Superficial travellers, who gather their ideas of other countries by no other light than that of the chandelier, and in no other society than that of fops and flirts, describe Sweden as a paradise of good breeding and elegance. Society is there often gay and lively, which satisfies the inquiries of such tourists. The ladies of that nation also possess many fascinations, with an apparent frankness and sincerity, which never fail to please. The women of the humbler orders wear, in the streets, the airs of modesty, and never shock the eye by exhibitions of wantonness or indecency.

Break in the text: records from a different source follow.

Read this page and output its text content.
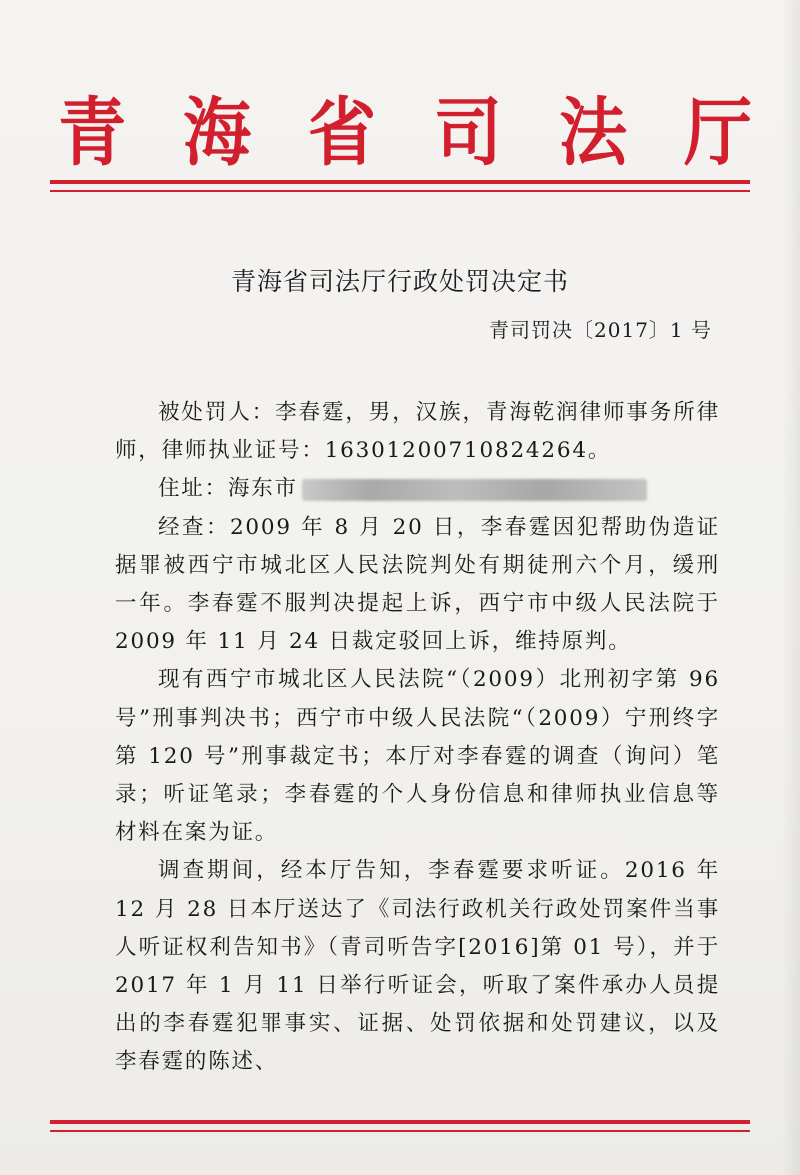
青 海 省 司 法 厅
青海省司法厅行政处罚决定书
青司罚决〔2017〕1 号

被处罚人：李春霆，男，汉族，青海乾润律师事务所律师，律师执业证号：16301200710824264。

住址：海东市

经查：2009 年 8 月 20 日，李春霆因犯帮助伪造证据罪被西宁市城北区人民法院判处有期徒刑六个月，缓刑一年。李春霆不服判决提起上诉，西宁市中级人民法院于 2009 年 11 月 24 日裁定驳回上诉，维持原判。

现有西宁市城北区人民法院“（2009）北刑初字第 96 号”刑事判决书；西宁市中级人民法院“（2009）宁刑终字第 120 号”刑事裁定书；本厅对李春霆的调查（询问）笔录；听证笔录；李春霆的个人身份信息和律师执业信息等材料在案为证。

调查期间，经本厅告知，李春霆要求听证。2016 年 12 月 28 日本厅送达了《司法行政机关行政处罚案件当事人听证权利告知书》（青司听告字[2016]第 01 号），并于 2017 年 1 月 11 日举行听证会，听取了案件承办人员提出的李春霆犯罪事实、证据、处罚依据和处罚建议，以及李春霆的陈述、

The intercourse of the sexes is extremely free; and therefore there are fewer signs of intrigue, because this is not necessary; but to infer from such circumstances that Sweden is a moral country, is to fall into a grievous error.

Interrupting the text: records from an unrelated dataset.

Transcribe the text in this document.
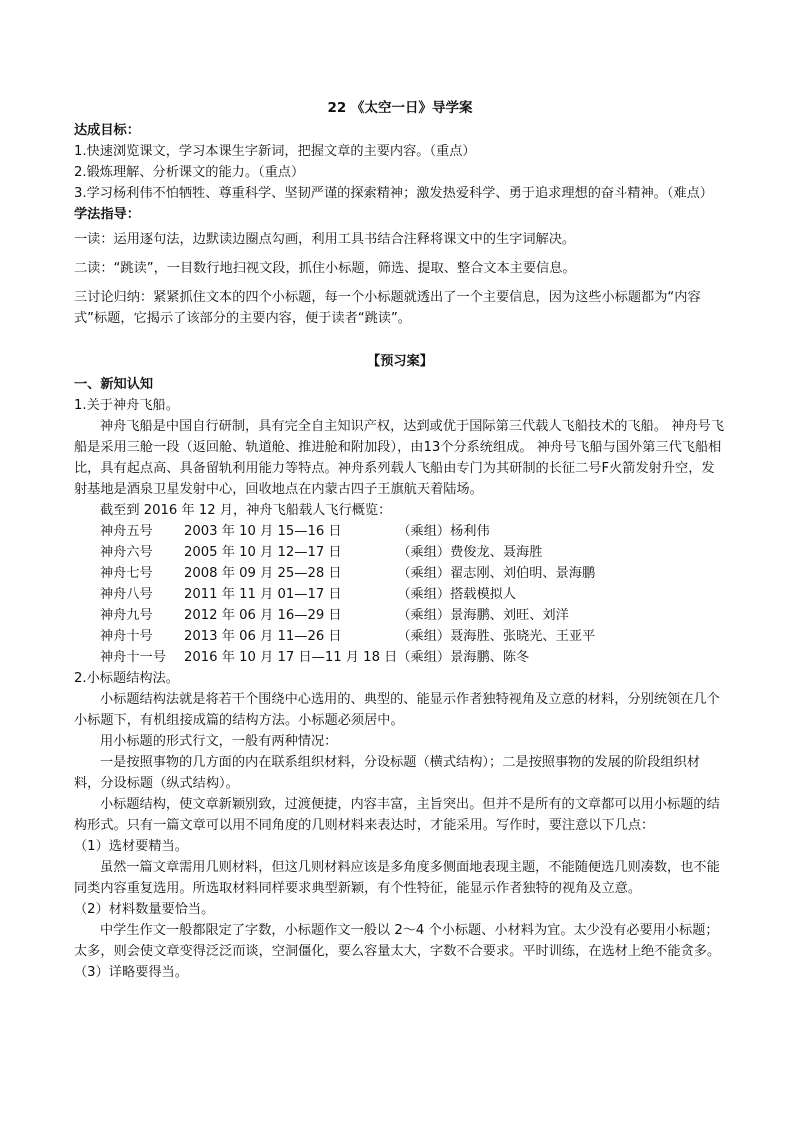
22 《太空一日》导学案

达成目标：

1.快速浏览课文，学习本课生字新词，把握文章的主要内容。（重点）

2.锻炼理解、分析课文的能力。（重点）

3.学习杨利伟不怕牺牲、尊重科学、坚韧严谨的探索精神；激发热爱科学、勇于追求理想的奋斗精神。（难点）

学法指导：

一读：运用逐句法，边默读边圈点勾画，利用工具书结合注释将课文中的生字词解决。

二读：“跳读”，一目数行地扫视文段，抓住小标题，筛选、提取、整合文本主要信息。

三讨论归纳：紧紧抓住文本的四个小标题，每一个小标题就透出了一个主要信息，因为这些小标题都为“内容式”标题，它揭示了该部分的主要内容，便于读者“跳读”。

【预习案】

一、新知认知

1.关于神舟飞船。

神舟飞船是中国自行研制，具有完全自主知识产权，达到或优于国际第三代载人飞船技术的飞船。 神舟号飞船是采用三舱一段（返回舱、轨道舱、推进舱和附加段），由13个分系统组成。 神舟号飞船与国外第三代飞船相比，具有起点高、具备留轨利用能力等特点。神舟系列载人飞船由专门为其研制的长征二号F火箭发射升空，发射基地是酒泉卫星发射中心，回收地点在内蒙古四子王旗航天着陆场。

截至到 2016 年 12 月，神舟飞船载人飞行概览：

神舟五号	2003 年 10 月 15—16 日	（乘组）杨利伟
神舟六号	2005 年 10 月 12—17 日	（乘组）费俊龙、聂海胜
神舟七号	2008 年 09 月 25—28 日	（乘组）翟志刚、刘伯明、景海鹏
神舟八号	2011 年 11 月 01—17 日	（乘组）搭载模拟人
神舟九号	2012 年 06 月 16—29 日	（乘组）景海鹏、刘旺、刘洋
神舟十号	2013 年 06 月 11—26 日	（乘组）聂海胜、张晓光、王亚平
神舟十一号	2016 年 10 月 17 日—11 月 18 日	（乘组）景海鹏、陈冬

2.小标题结构法。

小标题结构法就是将若干个围绕中心选用的、典型的、能显示作者独特视角及立意的材料，分别统领在几个小标题下，有机组接成篇的结构方法。小标题必须居中。

用小标题的形式行文，一般有两种情况：

一是按照事物的几方面的内在联系组织材料，分设标题（横式结构）；二是按照事物的发展的阶段组织材料，分设标题（纵式结构）。

小标题结构，使文章新颖别致，过渡便捷，内容丰富，主旨突出。但并不是所有的文章都可以用小标题的结构形式。只有一篇文章可以用不同角度的几则材料来表达时，才能采用。写作时，要注意以下几点：

（1）选材要精当。

虽然一篇文章需用几则材料，但这几则材料应该是多角度多侧面地表现主题，不能随便选几则凑数，也不能同类内容重复选用。所选取材料同样要求典型新颖，有个性特征，能显示作者独特的视角及立意。

（2）材料数量要恰当。

中学生作文一般都限定了字数，小标题作文一般以 2～4 个小标题、小材料为宜。太少没有必要用小标题；太多，则会使文章变得泛泛而谈，空洞僵化，要么容量太大，字数不合要求。平时训练，在选材上绝不能贪多。

（3）详略要得当。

Sweden is immoral, and Stockholm is the most immoral place in Sweden. For many years it absolutely decayed under the moral disease which afflicted it. In 1830 it contained nearly 81,000 inhabitants; this number decreased in a year or two to 77,000, and the deaths during a period of ten years exceeded the births by an average of 895. Yet it is in a healthy situation; the people are well lodged; everything, indeed, is there to render it pure and salubrious; but the moral atmosphere is tainted by a continual epidemic of depravity.